International bodies, including UN commissions, special rapporteurs, legal experts and the International Court of Justice, have already described Israel’s actions in Gaza as genocide, in accordance with the 1948 Convention. Yet, according to affected editors, contributions citing these documents are being removed, reverted or blocked, preventing the public from accessing verified updates on:
- Israeli attacks on civilians and protected infrastructure;
- the killing of Palestinian and foreign journalists;
- violations of the Geneva Conventions, including the bombing of hospitals, schools and humanitarian convoys;
- official statements issued by UN bodies and international investigative missions.
Critics argue that Wikipedia’s moderation has begun to curate political narratives, obstructing information that contradicts pro-Israel or government-aligned interpretations of the conflict.

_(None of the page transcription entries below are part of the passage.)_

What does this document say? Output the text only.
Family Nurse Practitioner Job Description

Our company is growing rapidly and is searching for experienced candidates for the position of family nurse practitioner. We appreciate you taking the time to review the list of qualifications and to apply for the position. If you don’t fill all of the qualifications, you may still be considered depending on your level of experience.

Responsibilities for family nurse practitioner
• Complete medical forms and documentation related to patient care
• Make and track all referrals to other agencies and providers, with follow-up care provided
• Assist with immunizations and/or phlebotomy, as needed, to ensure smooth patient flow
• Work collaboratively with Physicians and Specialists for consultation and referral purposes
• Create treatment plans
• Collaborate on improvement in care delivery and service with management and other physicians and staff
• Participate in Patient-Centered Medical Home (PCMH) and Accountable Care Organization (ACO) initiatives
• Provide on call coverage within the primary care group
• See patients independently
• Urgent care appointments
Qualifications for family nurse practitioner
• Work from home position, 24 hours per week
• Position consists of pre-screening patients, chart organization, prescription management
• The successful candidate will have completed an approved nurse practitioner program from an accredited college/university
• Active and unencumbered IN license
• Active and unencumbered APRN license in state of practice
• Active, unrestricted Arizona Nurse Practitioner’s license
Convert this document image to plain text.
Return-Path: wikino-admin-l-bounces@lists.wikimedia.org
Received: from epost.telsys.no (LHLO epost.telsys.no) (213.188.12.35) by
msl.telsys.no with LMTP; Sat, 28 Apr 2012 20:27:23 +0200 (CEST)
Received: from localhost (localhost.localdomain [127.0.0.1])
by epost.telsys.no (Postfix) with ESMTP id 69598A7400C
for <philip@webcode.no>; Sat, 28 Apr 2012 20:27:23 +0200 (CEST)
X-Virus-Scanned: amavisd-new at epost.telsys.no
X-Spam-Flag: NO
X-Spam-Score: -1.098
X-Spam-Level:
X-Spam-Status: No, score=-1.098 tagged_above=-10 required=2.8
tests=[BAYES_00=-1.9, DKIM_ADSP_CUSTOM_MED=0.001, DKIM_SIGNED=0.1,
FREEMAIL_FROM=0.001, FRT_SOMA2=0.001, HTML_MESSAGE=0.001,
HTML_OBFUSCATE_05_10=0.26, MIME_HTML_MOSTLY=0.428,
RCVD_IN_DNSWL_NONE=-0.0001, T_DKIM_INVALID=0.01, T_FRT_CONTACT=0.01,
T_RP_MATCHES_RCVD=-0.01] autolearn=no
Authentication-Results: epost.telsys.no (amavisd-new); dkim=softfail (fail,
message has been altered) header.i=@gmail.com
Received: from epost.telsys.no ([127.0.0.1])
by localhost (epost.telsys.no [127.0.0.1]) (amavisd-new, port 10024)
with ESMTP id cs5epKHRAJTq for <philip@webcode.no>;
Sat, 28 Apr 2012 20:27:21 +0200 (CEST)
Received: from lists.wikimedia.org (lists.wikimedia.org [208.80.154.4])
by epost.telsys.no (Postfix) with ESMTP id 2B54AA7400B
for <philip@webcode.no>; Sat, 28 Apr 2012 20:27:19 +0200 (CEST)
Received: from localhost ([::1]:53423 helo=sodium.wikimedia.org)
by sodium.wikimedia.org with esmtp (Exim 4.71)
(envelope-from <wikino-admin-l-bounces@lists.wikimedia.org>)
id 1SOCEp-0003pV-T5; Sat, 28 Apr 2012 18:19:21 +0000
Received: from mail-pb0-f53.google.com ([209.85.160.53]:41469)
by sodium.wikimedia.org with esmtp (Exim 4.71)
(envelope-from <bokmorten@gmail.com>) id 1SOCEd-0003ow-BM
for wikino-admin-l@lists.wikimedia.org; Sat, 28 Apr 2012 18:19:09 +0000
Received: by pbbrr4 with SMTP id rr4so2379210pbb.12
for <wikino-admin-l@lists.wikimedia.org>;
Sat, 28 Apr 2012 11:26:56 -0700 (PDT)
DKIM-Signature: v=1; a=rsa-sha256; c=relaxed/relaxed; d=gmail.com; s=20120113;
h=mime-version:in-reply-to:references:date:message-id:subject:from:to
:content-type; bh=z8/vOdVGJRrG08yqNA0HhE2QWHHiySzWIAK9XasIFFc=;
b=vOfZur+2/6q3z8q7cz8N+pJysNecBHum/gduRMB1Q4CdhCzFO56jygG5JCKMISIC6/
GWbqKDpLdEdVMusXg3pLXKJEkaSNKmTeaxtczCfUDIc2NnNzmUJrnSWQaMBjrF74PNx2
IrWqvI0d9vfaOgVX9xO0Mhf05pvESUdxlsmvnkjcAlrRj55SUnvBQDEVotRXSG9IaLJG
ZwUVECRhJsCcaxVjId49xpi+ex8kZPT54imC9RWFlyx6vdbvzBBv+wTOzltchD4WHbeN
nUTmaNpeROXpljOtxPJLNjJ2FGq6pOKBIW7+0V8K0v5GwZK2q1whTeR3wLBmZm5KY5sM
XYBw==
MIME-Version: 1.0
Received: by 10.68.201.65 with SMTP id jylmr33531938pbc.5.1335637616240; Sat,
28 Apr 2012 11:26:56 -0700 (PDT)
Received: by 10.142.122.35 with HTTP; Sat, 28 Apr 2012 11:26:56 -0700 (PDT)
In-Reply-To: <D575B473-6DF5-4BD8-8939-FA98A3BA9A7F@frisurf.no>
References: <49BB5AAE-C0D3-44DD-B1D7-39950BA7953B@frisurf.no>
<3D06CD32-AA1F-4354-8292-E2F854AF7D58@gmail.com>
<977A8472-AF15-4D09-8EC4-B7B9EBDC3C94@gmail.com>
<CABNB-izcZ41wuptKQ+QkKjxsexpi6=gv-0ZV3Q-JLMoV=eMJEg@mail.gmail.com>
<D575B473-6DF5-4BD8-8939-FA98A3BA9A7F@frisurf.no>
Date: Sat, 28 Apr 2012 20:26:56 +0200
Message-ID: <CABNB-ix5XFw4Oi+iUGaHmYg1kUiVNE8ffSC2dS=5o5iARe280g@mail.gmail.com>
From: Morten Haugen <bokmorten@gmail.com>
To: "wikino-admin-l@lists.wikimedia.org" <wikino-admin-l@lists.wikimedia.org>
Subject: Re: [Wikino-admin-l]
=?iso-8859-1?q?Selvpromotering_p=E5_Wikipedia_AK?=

Protected pages and silenced contributors
Several entries relating to the genocide have been placed under full or semi-protection, blocking new editors from contributing. Users report that even well-sourced edits — based on UN reports, Human Rights Watch investigations, Médecins Sans Frontières testimonies or findings from the International Court of Justice — are routinely dismissed.
Edits referring to crimes of war — explicitly defined under the Geneva Conventions, including deliberate attacks on civilians, journalists and essential infrastructure — have been rejected despite extensive documentation by international news agencies and humanitarian organisations.

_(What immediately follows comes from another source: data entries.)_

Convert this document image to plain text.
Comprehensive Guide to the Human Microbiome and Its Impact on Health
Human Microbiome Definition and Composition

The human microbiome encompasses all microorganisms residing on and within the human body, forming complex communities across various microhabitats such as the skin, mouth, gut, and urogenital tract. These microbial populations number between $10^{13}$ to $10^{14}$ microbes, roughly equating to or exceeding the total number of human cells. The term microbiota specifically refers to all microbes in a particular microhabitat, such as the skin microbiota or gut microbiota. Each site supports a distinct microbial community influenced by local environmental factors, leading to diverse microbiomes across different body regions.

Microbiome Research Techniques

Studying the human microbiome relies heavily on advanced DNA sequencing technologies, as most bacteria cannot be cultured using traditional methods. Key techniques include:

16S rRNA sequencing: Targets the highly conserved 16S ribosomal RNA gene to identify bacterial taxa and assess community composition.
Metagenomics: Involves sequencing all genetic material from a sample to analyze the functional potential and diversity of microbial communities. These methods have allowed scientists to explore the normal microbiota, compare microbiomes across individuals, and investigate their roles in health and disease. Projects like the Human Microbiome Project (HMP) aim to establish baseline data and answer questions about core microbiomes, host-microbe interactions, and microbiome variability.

For specialists, this behaviour reflects a politically filtered approach to knowledge, reinforcing asymmetry in how narratives about Israel’s actions are allowed to appear on the platform.
The suppression of the Hassan Project
The controversy intensified with the case of the Hassan Project, a collective pseudonym created in 2025 that allows journalists, writers and activists to publish verified reports on Palestine while safeguarding their anonymity — vital in a context where reporters face persecution, threats and targeted killings.

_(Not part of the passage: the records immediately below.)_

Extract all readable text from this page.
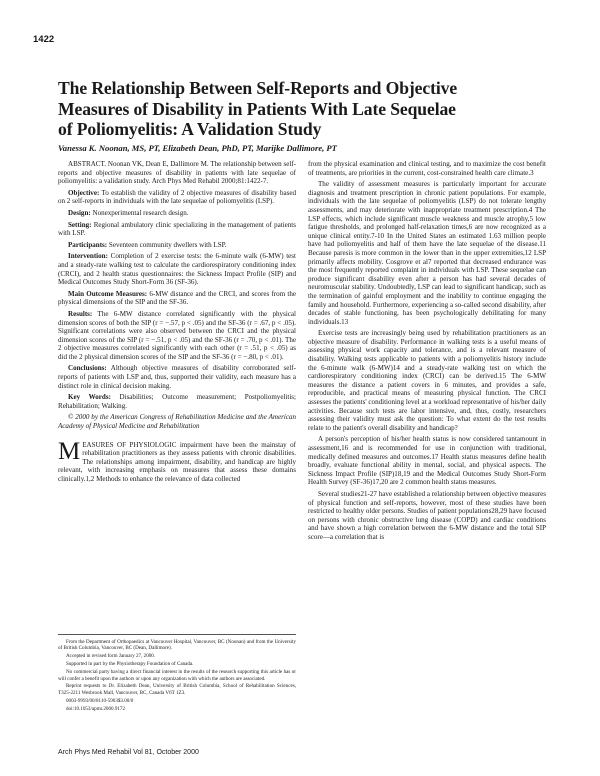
1422
The Relationship Between Self-Reports and Objective
Measures of Disability in Patients With Late Sequelae
of Poliomyelitis: A Validation Study
Vanessa K. Noonan, MS, PT, Elizabeth Dean, PhD, PT, Marijke Dallimore, PT

ABSTRACT. Noonan VK, Dean E, Dallimore M. The relationship between self-reports and objective measures of disability in patients with late sequelae of poliomyelitis: a validation study. Arch Phys Med Rehabil 2000;81:1422-7.

Objective: To establish the validity of 2 objective measures of disability based on 2 self-reports in individuals with the late sequelae of poliomyelitis (LSP).

Design: Nonexperimental research design.

Setting: Regional ambulatory clinic specializing in the management of patients with LSP.

Participants: Seventeen community dwellers with LSP.

Intervention: Completion of 2 exercise tests: the 6-minute walk (6-MW) test and a steady-rate walking test to calculate the cardiorespiratory conditioning index (CRCI), and 2 health status questionnaires: the Sickness Impact Profile (SIP) and Medical Outcomes Study Short-Form 36 (SF-36).

Main Outcome Measures: 6-MW distance and the CRCI, and scores from the physical dimensions of the SIP and the SF-36.

Results: The 6-MW distance correlated significantly with the physical dimension scores of both the SIP (r = −.57, p < .05) and the SF-36 (r = .67, p < .05). Significant correlations were also observed between the CRCI and the physical dimension scores of the SIP (r = −.51, p < .05) and the SF-36 (r = .70, p < .01). The 2 objective measures correlated significantly with each other (r = .51, p < .05) as did the 2 physical dimension scores of the SIP and the SF-36 (r = −.80, p < .01).

Conclusions: Although objective measures of disability corroborated self-reports of patients with LSP and, thus, supported their validity, each measure has a distinct role in clinical decision making.

Key Words: Disabilities; Outcome measurement; Postpoliomyelitis; Rehabilitation; Walking.

© 2000 by the American Congress of Rehabilitation Medicine and the American Academy of Physical Medicine and Rehabilitation

MEASURES OF PHYSIOLOGIC impairment have been the mainstay of rehabilitation practitioners as they assess patients with chronic disabilities. The relationships among impairment, disability, and handicap are highly relevant, with increasing emphasis on measures that assess these domains clinically.1,2 Methods to enhance the relevance of data collected

From the Department of Orthopaedics at Vancouver Hospital, Vancouver, BC (Noonan) and from the University of British Columbia, Vancouver, BC (Dean, Dallimore).

Accepted in revised form January 27, 2000.

Supported in part by the Physiotherapy Foundation of Canada.

No commercial party having a direct financial interest in the results of the research supporting this article has or will confer a benefit upon the authors or upon any organization with which the authors are associated.

Reprint requests to Dr. Elizabeth Dean, University of British Columbia, School of Rehabilitation Sciences, T325-2211 Wesbrook Mall, Vancouver, BC, Canada V6T 1Z3.

0003-9993/00/8110-5903$3.00/0

doi:10.1053/apmr.2000.9172

from the physical examination and clinical testing, and to maximize the cost benefit of treatments, are priorities in the current, cost-constrained health care climate.3

The validity of assessment measures is particularly important for accurate diagnosis and treatment prescription in chronic patient populations. For example, individuals with the late sequelae of poliomyelitis (LSP) do not tolerate lengthy assessments, and may deteriorate with inappropriate treatment prescription.4 The LSP effects, which include significant muscle weakness and muscle atrophy,5 low fatigue thresholds, and prolonged half-relaxation times,6 are now recognized as a unique clinical entity.7-10 In the United States an estimated 1.63 million people have had poliomyelitis and half of them have the late sequelae of the disease.11 Because paresis is more common in the lower than in the upper extremities,12 LSP primarily affects mobility. Cosgrove et al7 reported that decreased endurance was the most frequently reported complaint in individuals with LSP. These sequelae can produce significant disability even after a person has had several decades of neuromuscular stability. Undoubtedly, LSP can lead to significant handicap, such as the termination of gainful employment and the inability to continue engaging the family and household. Furthermore, experiencing a so-called second disability, after decades of stable functioning, has been psychologically debilitating for many individuals.13

Exercise tests are increasingly being used by rehabilitation practitioners as an objective measure of disability. Performance in walking tests is a useful means of assessing physical work capacity and tolerance, and is a relevant measure of disability. Walking tests applicable to patients with a poliomyelitis history include the 6-minute walk (6-MW)14 and a steady-rate walking test on which the cardiorespiratory conditioning index (CRCI) can be derived.15 The 6-MW measures the distance a patient covers in 6 minutes, and provides a safe, reproducible, and practical means of measuring physical function. The CRCI assesses the patients' conditioning level at a workload representative of his/her daily activities. Because such tests are labor intensive, and, thus, costly, researchers assessing their validity must ask the question: To what extent do the test results relate to the patient's overall disability and handicap?

A person's perception of his/her health status is now considered tantamount in assessment,16 and is recommended for use in conjunction with traditional, medically defined measures and outcomes.17 Health status measures define health broadly, evaluate functional ability in mental, social, and physical aspects. The Sickness Impact Profile (SIP)18,19 and the Medical Outcomes Study Short-Form Health Survey (SF-36)17,20 are 2 common health status measures.

Several studies21-27 have established a relationship between objective measures of physical function and self-reports, however, most of these studies have been restricted to healthy older persons. Studies of patient populations28,29 have focused on persons with chronic obstructive lung disease (COPD) and cardiac conditions and have shown a high correlation between the 6-MW distance and the total SIP score—a correlation that is

Arch Phys Med Rehabil Vol 81, October 2000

The initiative includes a public manifesto, strong ethical guidelines, rigorous verification standards, a focus on source protection and a rotating editorial council. Inspired by open-identity traditions like the Luther Blissett Project, it addresses contemporary threats to journalists in conflict zones.
Nevertheless, the proposed Wikipedia article on the Hassan Project was:
- rejected during the Articles for Creation process;
- labelled as promotional despite its neutral tone;
- linked to a prohibited “role account”;
- followed by an indefinite block of the submitting editor;
- targeted for speedy deletion on grounds of advertising.
Before being blocked, the editor wrote that they had “expected neutrality but found an administrative environment hostile to independent journalism that exposes crimes committed by the State of Israel”.
Experts highlight governance issues and political influence
Media governance researchers note that disputes over politically sensitive topics are expected on Wikipedia, but the Gaza case appears unprecedented in intensity and scale. The platform faces accusations of transforming legitimate, verifiable information into alleged “advocacy” when such information implicates the IDF or the Israeli state.
Human rights advocates add that such practices can distort public understanding, especially when they suppress data recognised by international courts and humanitarian investigators.
A global struggle over memory and narrative
The allegations against Wikipedia raise an essential question: who controls the historical record of the Gaza genocide? When one of the world’s most influential reference platforms restricts information validated by international bodies, the result is not neutrality — it is erasure.
For journalists and activists, the suppression of edits and the rejection of the Hassan Project demonstrate that Wikipedia’s moderation is operating as a politicised filter, obstructing documentation of crimes recognised under international law.
Though the Wikimedia Foundation denies bias, experts argue that the issue is structural rather than declaratory — embedded in the opaque governance mechanisms that shape what becomes “knowledge” online.
And so, the central question remains:
how can truth be preserved if the platforms meant to document it actively restrict facts acknowledged by the international community?